Hi, I’m new to PP, now in the process of migrating my portfolio from Excel to PP. Before I keep going, I want to make sure that I input the records to PP in the right way so that I don’t end up redoing everything again. Here’s my context:
I live in UTC+7, so all the transactions of my clearing accounts are in UTC+7. Some of my investments must be made through domestic broker’s mutual funds for tax benefit. So these mutual fund security accounts and their reference deposit accounts are also in UTC+7.
The rest of my investment will go abroad, mainly to the US market. I have to exchange the currency from my clearing account (UTC+7) and deposit to my offshore deposit accounts (UTC-5/-4), then make a purchase in my offshore security account (UTC -5/-4).
Given a huge time offset between my home time zone & the US market, a single transaction may fall on different dates. So is there any recommendation to keep my recordings consistent ?
Should I keep using UTC+7 throughout my portfolio as this will also match my computer’s system time (but may break with API quotes as they are usually in the market’s local time) ?
Or should I use the local time of each transaction ? But as there seems to be nowhere to enter the time zone when adding a new transaction, how can PP know that the transaction made at 2025-08-04T22:00:00-04:00 should come after another transaction made at 2025-08-05T06:00:00+07:00 ?
Also, which time zone should be used for a transaction done across different time zones, as when I transfer my money from UTC+7 to UTC-5/-4 ?
By the way, thank you so much for creating PP. After trying many different Excel portfolio templates, I was finally lucky enough to find this piece of software !
Which time zone to use when recording transaction date/time ?
This is how PP handles date and time values.
The date and time of a transaction are stored without any timezone information. It is a “plain” iso date YYYY-MM-DD plus - if provided - the time.
The same is true for historic prices. They are stored only with the ISO date, i.e., YYYY-MM-DD. The thinking is that prices are “end of day” prices. The exact time depends on the exchange (say Frankfurt trades until 6 p.m. CEST). This generally works for all not continuously traded assets. Say I am in Australia and tracking European assets, the “end of day” price might be established shortly after midnight. But to look at past performance, one probably still sees it as end of day.

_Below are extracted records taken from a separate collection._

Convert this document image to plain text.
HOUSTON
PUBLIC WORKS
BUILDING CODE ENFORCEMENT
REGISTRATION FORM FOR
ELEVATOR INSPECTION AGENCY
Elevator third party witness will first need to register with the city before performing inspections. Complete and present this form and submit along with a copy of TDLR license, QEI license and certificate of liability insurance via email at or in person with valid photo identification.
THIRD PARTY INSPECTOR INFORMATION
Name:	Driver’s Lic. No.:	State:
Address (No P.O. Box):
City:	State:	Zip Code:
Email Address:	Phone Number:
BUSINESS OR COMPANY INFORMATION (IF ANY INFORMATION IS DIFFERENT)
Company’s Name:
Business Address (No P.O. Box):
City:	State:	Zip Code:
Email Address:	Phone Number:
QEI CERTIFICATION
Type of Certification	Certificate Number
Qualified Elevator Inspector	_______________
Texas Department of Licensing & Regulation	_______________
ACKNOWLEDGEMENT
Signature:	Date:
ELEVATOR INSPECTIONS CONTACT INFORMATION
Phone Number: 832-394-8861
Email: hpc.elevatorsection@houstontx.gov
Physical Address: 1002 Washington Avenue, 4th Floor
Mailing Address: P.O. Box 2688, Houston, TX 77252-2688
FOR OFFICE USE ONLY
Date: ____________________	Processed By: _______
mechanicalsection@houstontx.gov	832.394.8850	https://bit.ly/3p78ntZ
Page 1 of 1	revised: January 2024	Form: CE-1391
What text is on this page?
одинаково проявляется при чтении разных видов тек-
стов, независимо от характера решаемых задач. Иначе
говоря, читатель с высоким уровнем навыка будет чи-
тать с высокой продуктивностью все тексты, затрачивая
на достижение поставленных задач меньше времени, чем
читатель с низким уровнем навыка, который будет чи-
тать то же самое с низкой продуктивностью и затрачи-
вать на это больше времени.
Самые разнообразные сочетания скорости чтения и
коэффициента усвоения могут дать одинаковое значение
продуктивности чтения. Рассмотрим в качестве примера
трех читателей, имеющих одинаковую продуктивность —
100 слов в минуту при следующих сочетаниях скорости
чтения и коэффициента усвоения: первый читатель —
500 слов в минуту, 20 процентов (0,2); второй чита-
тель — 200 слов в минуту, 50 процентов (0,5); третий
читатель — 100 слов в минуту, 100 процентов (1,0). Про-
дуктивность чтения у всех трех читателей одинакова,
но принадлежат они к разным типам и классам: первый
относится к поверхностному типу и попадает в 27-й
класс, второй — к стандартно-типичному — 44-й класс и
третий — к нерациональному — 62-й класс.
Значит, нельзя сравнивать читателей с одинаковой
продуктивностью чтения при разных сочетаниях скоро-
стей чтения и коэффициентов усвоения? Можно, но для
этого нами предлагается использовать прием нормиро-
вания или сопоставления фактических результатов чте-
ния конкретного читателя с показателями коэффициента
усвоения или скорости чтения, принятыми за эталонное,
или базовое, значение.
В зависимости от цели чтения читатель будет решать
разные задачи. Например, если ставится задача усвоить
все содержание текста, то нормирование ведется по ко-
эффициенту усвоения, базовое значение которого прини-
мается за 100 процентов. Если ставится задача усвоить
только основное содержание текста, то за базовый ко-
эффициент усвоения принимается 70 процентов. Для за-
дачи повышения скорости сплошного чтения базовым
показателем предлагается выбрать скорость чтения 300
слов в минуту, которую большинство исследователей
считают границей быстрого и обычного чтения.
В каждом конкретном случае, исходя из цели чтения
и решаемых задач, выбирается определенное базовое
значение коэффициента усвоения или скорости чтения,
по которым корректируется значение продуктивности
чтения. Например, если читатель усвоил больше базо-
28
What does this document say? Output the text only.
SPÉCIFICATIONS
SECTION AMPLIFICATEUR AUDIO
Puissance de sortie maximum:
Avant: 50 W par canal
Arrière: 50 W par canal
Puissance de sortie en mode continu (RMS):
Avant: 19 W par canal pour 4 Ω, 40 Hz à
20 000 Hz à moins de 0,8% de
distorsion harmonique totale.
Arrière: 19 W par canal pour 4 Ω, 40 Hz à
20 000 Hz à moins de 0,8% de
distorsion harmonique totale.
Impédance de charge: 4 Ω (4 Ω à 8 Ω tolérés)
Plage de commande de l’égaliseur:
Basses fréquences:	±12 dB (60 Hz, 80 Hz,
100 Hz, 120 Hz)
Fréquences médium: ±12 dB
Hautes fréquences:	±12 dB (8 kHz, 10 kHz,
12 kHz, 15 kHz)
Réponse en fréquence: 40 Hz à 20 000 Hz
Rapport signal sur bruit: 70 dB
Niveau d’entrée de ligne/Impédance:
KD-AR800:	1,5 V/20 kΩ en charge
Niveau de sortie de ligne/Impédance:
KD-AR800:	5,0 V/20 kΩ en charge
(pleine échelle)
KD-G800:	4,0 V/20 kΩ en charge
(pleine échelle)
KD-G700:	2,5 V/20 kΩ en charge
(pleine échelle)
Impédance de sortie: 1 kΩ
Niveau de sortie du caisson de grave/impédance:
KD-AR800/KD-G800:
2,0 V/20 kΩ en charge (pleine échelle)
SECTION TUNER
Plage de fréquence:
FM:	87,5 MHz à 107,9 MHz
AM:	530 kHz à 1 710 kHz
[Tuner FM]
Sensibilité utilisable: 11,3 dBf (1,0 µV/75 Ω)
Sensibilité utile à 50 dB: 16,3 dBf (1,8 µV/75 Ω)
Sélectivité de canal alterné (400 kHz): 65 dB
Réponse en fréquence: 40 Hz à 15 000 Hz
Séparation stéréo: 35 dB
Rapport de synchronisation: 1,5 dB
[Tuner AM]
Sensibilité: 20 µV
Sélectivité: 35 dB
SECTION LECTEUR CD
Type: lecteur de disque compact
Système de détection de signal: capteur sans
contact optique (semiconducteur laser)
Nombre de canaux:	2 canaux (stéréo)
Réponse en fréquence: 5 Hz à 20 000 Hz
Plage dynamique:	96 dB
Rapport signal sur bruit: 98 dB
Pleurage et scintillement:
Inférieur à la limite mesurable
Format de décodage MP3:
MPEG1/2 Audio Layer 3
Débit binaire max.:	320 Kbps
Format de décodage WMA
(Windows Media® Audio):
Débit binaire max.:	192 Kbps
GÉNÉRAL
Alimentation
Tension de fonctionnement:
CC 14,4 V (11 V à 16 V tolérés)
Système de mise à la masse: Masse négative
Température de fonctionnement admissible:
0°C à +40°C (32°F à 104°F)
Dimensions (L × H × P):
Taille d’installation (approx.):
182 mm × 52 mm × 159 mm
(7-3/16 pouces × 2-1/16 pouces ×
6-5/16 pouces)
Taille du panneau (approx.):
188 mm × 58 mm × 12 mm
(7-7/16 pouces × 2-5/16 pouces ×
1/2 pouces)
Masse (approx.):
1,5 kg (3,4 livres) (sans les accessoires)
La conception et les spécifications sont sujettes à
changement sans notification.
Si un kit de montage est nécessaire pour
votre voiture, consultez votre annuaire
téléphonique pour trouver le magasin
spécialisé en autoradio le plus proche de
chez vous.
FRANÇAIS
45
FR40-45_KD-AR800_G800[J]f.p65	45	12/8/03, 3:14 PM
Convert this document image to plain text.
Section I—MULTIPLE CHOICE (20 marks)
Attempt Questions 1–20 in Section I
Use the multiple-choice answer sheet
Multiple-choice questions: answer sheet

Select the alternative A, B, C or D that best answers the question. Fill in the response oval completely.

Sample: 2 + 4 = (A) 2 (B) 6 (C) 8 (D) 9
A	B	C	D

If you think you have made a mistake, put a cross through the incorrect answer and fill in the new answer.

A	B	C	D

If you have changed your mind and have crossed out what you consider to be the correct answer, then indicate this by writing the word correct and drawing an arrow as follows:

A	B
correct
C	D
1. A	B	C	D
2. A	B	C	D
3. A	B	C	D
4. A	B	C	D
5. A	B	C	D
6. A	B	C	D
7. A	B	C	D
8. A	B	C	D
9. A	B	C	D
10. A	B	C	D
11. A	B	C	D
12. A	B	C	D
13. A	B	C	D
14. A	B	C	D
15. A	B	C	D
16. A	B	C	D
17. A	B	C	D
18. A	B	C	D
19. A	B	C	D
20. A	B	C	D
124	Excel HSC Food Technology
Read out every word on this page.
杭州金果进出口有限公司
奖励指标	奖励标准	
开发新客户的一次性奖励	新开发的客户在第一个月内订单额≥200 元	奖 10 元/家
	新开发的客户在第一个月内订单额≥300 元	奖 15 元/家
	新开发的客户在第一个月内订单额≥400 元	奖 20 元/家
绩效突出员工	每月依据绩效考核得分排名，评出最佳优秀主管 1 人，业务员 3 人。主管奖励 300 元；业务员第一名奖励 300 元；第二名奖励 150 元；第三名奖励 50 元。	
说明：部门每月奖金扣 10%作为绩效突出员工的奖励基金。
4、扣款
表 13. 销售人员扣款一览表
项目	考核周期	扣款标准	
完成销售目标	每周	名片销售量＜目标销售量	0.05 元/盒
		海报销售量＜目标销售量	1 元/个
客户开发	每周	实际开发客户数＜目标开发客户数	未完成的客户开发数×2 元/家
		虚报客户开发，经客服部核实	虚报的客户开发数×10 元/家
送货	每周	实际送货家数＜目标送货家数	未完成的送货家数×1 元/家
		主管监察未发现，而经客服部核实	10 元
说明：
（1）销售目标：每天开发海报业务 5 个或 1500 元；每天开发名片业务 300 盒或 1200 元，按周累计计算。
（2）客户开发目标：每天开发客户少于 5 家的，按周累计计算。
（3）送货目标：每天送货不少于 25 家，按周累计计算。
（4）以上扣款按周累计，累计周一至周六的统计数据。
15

When downloading prices, it depends on the data source. Many data sources also “just” provide the ISO date. If they provide a timestamp, PP is assuming that it is UTC unless the source contains a timezone (Yahoo includes this in the response) or you configure differently for the JSON sources.
What does it mean for you?
Because there is no time zone, I propose to pick one (yours?) and then record all in that timezone. Then you could change the timezone later by recalculating the dates and times in the XML. Or, if PP in the future, adds timeline, it would also pick one to migrate to.